Since the mid-1970s, the ethic of public health, public welfare and mutual aid has been under sustained attack by the same people now desperate for a public bailout. The doctrine of neoliberalism views our whole society as a rich site of extraction: healthcare systems to be broken up and run for profit, public transport degraded in favour of private cars, welfare systems converted into poverty traps to ensure a pool of desperate low-wage labour. It goes well outside the boundaries of greed into the realm of the actively parasitic. Run down the public hospitals, set up private ones and then get taxpayers to subsidise them. Do the same thing with schools. It’s an ideology that allowed private interests to mine the childcare and aged care sectors for profit, blew a massive crater in the national broadband network, and even in the wake of the bushfires was seething with hatred for public broadcasters.
They’ve spent four decades trying to convert what should be universal essential services into a for-profit free-for-all, and now we’re staring at the consequences. It’s not just taking from the trailer and not putting anything back; it’s cleaning it out and then selling us back what they took.
With our minds thus focused, it becomes starkly apparent who matters in this economy, and who has had their proboscis stuck in for the free feed. This is when we realise that without healthcare workers, teachers, cleaners and delivery drivers, the amenity we take for granted ceases to exist. People doing night fill in supermarkets and people at the front-end of service delivery, but also the publicly funded researchers working around the clock on a vaccine, and the artists and performers we’re all turning to now in order to stay afloat amidst months of social isolation.
Hedge fund managers? Bank CEOs? Think tank ‘fellows’ who would throw you under a bus if a price signal told them to? Not so much. If you want to know what the lazy extractive freeloaders are whispering into Morrison’s ear, you could do much worse than skim Centre for Independent Studies front-man Tom Switzer’s piece in the Fin: it’s a miserable recital of the same deadening neoliberal wish-list that got us here: ‘…lower taxes, slash excessive regulatory red tape, reduce adversarial workplace regulation…’
All of this is just dismal code for more predator capitalism. Enough.
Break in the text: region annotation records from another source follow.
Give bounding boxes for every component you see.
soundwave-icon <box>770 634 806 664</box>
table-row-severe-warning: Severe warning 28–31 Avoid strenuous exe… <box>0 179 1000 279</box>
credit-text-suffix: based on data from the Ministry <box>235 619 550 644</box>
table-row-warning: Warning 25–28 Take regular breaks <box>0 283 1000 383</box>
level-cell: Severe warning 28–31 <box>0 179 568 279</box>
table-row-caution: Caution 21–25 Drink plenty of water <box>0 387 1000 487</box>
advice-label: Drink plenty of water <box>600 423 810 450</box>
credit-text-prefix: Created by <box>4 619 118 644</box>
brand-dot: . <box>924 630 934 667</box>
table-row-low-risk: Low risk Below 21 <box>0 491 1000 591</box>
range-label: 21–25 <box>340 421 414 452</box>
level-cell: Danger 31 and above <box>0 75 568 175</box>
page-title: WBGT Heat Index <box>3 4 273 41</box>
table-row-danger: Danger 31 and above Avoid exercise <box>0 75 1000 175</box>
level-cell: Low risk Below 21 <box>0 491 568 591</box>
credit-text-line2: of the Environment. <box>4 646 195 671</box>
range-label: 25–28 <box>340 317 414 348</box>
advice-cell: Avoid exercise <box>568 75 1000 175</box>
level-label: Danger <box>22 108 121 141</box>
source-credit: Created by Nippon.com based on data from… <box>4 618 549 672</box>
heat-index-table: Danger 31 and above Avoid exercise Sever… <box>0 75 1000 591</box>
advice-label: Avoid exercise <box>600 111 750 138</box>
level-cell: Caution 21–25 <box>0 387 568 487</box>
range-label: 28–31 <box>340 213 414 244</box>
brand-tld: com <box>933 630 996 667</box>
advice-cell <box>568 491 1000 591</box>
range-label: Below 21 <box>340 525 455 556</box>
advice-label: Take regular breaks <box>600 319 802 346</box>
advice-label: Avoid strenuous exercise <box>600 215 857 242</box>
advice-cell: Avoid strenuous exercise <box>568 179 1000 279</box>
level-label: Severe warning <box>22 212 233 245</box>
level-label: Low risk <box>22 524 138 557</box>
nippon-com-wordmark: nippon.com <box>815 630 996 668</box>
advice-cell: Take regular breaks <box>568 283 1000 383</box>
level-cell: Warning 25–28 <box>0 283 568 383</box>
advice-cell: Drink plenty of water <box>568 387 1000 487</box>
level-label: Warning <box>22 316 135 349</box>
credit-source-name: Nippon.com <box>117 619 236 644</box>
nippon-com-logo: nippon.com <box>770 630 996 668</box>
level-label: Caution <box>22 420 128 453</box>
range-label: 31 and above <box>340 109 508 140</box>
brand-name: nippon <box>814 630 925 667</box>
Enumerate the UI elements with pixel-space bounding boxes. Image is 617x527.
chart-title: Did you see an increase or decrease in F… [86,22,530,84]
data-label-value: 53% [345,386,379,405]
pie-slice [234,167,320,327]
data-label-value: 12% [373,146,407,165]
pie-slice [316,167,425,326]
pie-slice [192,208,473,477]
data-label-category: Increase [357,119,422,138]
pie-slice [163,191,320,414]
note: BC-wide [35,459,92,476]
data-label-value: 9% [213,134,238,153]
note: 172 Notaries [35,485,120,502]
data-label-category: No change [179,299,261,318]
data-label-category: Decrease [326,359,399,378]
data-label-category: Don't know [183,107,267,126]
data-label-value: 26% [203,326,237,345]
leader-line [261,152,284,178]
The way we get through this is by rediscovering the value of community, of the public good, and of collective wellbeing. We get through it by looking out for each other, and by getting organised. We’ll get through it by taxing obscene wealth, nationalising essential services since the private sector seems suddenly unable to provide them, and making sure that everyone—employed or not—is able to weather this thing in safety and dignity. Even in a pandemic, collective organising pays off, as demonstrated by the Australian Unemployed Workers’ Union and everyone who backed them in getting the Jobseeker Payment doubled.
In a crisis, things that seemed impossible suddenly become imaginable, and then they become achievable. Stay in touch. Wash your hands. Join your union. Look out for each other, with love, and put some fresh food in the trailer if you have any to spare. There’s a whole world to win.